Rising prices could provide useful ammunition to leftist former president Luiz In দাcio Lula da Silva, who Came back Balsonaro could be challenged in last month’s political battle and next year’s election.

“Bolsonaro is to blame for the rise in food prices, he is to blame for everything. They have to remove this man, ”said Maria Isabel de Jesus, a retired from Sওo Paulo.

Armando Castler, a researcher at the Brazilian Institute of Economics, said the government had also weakened inflation in terms of numbers and “how much it should be a matter of concern”.

He blamed rising prices for the devaluation of the Brazilian currency as part of stimulus packages passed by the US government – which helped strengthen the dollar and led to higher Treasury yields – and created a brighter economic outlook outside Latin America.

“You have a situation where commodity prices are rising because the global economy will grow a lot this year. Interest rates are rising and the dollar is strengthening as growth in the United States continues. This puts a lot of pressure on Brazil’s exchange rate and emerging markets in general, “he said.

Since the shock of inflation has intensified over the past month, Brazilian central bank Its core interest rate has risen 75 basis points, more than the half-percent expected by many economists. Further rate hikes are expected next month.

“The central bank has done the right thing, but it can’t stop there. It’s important not to be too light on this, “said Casella.

Sylvia Matos, co-ordinator of the Brazilian Institute of Economics, also pointed to Brazil’s weak currency as the reason for contributing to inflation.
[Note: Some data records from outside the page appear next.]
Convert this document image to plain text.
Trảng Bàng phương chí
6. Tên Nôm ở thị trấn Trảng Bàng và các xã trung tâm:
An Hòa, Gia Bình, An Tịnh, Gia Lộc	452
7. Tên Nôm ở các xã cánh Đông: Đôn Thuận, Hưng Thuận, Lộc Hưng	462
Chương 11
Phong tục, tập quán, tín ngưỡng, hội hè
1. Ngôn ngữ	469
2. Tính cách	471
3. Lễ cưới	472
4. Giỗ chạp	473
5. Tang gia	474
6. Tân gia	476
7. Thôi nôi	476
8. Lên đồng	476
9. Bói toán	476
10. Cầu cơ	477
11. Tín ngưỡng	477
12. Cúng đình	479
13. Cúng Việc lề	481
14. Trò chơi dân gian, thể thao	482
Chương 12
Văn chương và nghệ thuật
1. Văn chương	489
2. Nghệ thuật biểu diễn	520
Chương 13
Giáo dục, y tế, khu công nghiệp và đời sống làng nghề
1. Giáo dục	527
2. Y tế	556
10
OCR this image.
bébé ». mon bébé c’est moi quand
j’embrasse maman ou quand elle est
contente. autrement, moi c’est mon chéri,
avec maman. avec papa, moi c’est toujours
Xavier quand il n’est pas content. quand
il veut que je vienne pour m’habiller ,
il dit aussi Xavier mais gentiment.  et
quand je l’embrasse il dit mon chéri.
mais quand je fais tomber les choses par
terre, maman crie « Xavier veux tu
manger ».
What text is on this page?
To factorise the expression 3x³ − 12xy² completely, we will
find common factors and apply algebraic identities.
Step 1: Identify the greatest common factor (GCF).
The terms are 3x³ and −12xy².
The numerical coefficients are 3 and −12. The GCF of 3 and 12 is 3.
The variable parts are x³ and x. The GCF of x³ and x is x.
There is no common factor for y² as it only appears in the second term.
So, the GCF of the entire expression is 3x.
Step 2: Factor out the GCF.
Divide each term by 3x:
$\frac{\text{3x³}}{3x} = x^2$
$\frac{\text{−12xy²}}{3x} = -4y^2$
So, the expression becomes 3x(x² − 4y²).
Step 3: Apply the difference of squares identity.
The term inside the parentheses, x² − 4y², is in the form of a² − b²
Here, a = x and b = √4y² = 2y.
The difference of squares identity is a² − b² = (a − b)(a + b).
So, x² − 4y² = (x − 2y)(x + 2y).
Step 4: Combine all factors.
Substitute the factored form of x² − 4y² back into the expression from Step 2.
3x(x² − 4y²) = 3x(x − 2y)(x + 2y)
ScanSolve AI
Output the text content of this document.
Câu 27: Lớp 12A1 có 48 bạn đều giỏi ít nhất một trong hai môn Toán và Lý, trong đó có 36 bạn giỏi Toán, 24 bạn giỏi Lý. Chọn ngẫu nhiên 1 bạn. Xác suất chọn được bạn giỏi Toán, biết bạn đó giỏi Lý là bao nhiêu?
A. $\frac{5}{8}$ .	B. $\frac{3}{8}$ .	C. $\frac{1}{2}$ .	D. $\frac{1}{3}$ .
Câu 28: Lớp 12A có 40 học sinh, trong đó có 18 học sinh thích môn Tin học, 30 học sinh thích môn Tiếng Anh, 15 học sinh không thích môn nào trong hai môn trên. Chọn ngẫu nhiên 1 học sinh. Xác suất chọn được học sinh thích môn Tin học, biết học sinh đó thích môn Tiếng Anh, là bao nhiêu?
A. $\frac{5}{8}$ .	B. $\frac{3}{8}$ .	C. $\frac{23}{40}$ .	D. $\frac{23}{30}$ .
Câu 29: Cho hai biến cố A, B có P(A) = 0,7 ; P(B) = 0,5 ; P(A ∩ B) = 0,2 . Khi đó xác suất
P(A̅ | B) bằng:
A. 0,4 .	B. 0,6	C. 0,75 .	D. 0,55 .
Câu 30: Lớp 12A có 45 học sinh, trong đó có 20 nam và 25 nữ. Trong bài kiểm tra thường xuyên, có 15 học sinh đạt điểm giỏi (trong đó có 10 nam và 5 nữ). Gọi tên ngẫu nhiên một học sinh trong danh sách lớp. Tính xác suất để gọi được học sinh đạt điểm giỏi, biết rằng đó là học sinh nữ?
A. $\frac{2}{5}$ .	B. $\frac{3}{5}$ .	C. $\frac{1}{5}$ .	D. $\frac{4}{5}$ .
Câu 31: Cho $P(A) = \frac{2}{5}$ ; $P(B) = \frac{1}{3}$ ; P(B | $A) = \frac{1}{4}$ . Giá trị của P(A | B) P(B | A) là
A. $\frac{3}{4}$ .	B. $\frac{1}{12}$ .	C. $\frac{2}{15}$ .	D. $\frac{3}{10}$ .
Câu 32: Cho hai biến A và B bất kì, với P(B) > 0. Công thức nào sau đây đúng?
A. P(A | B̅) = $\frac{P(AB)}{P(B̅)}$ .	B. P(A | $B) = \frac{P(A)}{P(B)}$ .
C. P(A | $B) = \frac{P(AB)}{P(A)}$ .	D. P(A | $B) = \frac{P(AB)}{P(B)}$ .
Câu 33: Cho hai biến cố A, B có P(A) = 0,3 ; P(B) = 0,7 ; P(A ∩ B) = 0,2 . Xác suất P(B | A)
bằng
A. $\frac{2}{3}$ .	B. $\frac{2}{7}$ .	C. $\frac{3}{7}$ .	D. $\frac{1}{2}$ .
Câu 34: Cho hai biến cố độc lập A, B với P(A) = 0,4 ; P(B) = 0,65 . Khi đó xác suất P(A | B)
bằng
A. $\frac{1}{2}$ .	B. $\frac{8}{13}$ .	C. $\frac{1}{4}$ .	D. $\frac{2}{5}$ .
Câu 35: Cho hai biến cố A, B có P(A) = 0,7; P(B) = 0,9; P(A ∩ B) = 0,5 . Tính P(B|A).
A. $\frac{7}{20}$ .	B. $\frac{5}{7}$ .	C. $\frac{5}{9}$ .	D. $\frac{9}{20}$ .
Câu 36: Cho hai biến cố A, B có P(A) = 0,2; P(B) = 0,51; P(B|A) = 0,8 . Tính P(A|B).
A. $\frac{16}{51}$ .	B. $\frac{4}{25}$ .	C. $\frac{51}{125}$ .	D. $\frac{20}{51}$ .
But he said Slide into real The declining public spending in Brazil has caused investors to worry.

After creating two separate stimulus packages to mitigate the effects of Covid-19, government debt has become about 90% of gross domestic product, a high level in an emerging market economy.

Its rollout This package is the second Starting this month, 45 million Brazilians set out to earn $ 50 a month for four months.

Critics say, however, that these stipends were not enough to feed people and keep them at home in lockdown.

“Emergency aid needs to be more valuable on an emergency basis so that people don’t leave their homes, but no one goes home hungry,” said Marcelo Freixo, a federal lawmaker for the PSL’s left-wing party.

“We need to reduce the spread of the disease. Brazil is already facing 4,000 deaths every day. We will reach 500,000 total deaths by the middle of the year. “

Matos said inflation hit poorer citizens harder than middle-class and wealthy Brazilians because a large portion of their income was devoted to food, whose prices have risen significantly.

“The only thing that can help right now is getting out of this epidemic.”